El BLOG está resultando ser demasiado crítico, y de alguna forma he quitado el comentario sobre la Asamblea de la SAE por eso precisamente y porque me lo han solicitado explícitamente.

Hablando con una amiga he sido consciente de mi carácter obsesivo cuando una idea me urge en el interior y que mi discurso puede resultar “agresivo” a quien no se plantea la idea con la misma urgencia que yo. Es como si alguien viniera a cuestionar mis principios antroposóficos porque no soy suficientemente activo en la Sociedad. ¿Quién viene a cuestionarme a mí? ¿Por qué?

Mi amiga me aconseja que re-examine el objetivo del BLOG. No es objetivo del BLOG el criticar lo existente, o criticar a la Junta actual y su actuación. Esa no es la finalidad del BLOG.

La finalidad del BLOG es despertar en el corazón del otro-a para así crear esa sustancia que nos vincula entre él-ella y yo.

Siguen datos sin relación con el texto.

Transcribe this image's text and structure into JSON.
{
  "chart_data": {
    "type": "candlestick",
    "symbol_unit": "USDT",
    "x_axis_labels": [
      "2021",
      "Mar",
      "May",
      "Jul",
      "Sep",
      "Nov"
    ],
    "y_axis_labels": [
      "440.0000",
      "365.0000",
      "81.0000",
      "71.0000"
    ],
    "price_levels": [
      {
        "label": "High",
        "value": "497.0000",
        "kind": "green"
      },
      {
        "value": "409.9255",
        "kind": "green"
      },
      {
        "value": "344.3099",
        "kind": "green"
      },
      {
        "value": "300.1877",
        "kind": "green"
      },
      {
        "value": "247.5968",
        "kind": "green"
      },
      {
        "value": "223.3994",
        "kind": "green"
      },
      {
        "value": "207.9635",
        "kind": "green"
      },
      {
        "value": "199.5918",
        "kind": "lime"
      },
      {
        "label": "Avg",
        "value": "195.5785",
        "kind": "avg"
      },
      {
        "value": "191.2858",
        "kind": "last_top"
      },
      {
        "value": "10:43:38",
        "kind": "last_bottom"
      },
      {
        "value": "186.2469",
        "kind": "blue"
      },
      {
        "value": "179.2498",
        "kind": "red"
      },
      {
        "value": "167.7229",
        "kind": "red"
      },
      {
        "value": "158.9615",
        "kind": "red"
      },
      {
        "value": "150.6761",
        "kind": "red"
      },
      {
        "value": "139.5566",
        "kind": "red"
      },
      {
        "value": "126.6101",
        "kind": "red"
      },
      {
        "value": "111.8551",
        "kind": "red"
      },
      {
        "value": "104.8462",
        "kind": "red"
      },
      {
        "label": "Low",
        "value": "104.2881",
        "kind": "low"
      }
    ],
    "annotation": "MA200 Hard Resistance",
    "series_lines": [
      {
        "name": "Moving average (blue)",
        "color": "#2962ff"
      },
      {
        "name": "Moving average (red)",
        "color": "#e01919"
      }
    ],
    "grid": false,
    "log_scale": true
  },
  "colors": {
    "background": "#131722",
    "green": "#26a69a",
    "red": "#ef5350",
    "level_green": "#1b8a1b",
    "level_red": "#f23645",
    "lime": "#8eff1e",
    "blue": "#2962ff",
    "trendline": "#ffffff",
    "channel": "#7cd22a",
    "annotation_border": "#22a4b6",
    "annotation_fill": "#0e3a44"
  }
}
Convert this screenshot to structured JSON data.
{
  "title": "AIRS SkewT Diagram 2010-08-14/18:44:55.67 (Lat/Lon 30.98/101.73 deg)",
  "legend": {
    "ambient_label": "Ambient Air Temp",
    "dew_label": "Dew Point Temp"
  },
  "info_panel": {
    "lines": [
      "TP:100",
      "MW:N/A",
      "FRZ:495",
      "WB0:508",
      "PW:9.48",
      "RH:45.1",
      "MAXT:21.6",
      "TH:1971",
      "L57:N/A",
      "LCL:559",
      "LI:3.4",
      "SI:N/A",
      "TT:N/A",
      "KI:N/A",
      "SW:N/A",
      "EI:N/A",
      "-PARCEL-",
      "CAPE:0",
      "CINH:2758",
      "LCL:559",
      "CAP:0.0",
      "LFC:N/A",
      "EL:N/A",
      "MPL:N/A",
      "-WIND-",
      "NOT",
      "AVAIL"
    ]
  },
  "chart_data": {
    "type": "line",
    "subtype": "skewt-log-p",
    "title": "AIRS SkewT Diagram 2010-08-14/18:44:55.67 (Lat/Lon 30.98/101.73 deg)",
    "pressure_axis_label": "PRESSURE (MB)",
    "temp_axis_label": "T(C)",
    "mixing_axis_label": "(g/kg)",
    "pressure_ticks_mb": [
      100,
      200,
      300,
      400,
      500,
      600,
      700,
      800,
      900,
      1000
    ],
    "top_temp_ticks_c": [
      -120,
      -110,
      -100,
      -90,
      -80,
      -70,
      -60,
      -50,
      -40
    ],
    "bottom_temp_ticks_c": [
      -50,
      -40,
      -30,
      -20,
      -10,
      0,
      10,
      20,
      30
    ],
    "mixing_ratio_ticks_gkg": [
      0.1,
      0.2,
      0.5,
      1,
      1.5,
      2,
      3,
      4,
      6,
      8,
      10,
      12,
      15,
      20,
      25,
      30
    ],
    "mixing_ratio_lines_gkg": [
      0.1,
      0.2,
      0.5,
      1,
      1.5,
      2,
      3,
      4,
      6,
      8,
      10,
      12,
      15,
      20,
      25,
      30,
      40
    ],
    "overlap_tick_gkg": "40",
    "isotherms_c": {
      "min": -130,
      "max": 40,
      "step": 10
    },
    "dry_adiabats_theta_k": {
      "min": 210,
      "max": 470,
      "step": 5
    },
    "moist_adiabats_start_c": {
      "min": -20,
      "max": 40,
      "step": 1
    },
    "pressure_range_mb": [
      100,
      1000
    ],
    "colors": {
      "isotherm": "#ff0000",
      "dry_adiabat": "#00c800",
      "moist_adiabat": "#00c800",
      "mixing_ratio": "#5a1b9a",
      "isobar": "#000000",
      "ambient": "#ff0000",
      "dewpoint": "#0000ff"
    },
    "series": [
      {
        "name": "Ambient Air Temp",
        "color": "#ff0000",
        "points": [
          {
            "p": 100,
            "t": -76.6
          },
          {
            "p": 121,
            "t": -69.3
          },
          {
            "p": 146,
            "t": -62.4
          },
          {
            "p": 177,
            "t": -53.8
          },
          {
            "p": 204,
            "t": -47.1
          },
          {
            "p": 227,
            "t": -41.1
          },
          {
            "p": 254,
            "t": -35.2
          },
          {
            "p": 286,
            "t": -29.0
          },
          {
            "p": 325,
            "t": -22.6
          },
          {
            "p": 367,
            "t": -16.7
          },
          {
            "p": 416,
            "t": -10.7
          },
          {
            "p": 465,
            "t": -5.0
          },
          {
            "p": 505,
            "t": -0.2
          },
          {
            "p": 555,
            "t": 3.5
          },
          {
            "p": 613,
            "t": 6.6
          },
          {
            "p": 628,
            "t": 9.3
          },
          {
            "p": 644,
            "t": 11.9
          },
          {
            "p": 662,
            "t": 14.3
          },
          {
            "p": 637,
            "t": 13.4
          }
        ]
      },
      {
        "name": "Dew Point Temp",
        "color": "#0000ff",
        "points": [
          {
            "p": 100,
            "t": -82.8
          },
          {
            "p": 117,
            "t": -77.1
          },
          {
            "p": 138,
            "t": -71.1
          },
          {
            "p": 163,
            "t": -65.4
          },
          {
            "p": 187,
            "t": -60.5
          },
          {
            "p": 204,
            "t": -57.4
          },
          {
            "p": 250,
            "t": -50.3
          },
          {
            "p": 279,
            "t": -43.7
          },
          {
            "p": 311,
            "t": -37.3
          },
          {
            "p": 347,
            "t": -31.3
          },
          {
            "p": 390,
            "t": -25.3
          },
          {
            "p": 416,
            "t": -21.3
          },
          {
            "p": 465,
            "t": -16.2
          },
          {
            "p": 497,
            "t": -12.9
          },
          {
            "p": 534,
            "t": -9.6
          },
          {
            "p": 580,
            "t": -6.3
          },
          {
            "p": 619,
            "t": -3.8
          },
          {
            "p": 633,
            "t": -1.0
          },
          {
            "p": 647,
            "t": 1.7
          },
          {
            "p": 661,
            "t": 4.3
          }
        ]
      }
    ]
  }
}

Esto se puede convertir en un monólogo. Eso depende de quien lea estas líneas. Si tú que lees estas líneas quieres despertar en mi corazón y así crear esta sustancia, entonces buscaremos la vía de comunicación: este blog, el e-mail, el correo postal, el teléfono, encontrarnos según la distancia… Y no sólo tú y yo, también aquellos y aquellas que sientan necesidad de crear este vínculo, cuyo centro está en la ANTROPOSOFÍA.

Nieves, que así se llama mi amiga, me plantea abrir el espectro del BLOG, que realmente se cree ese ESPACIO, y que no lo llene con la crítica de lo existente o de lo pasado.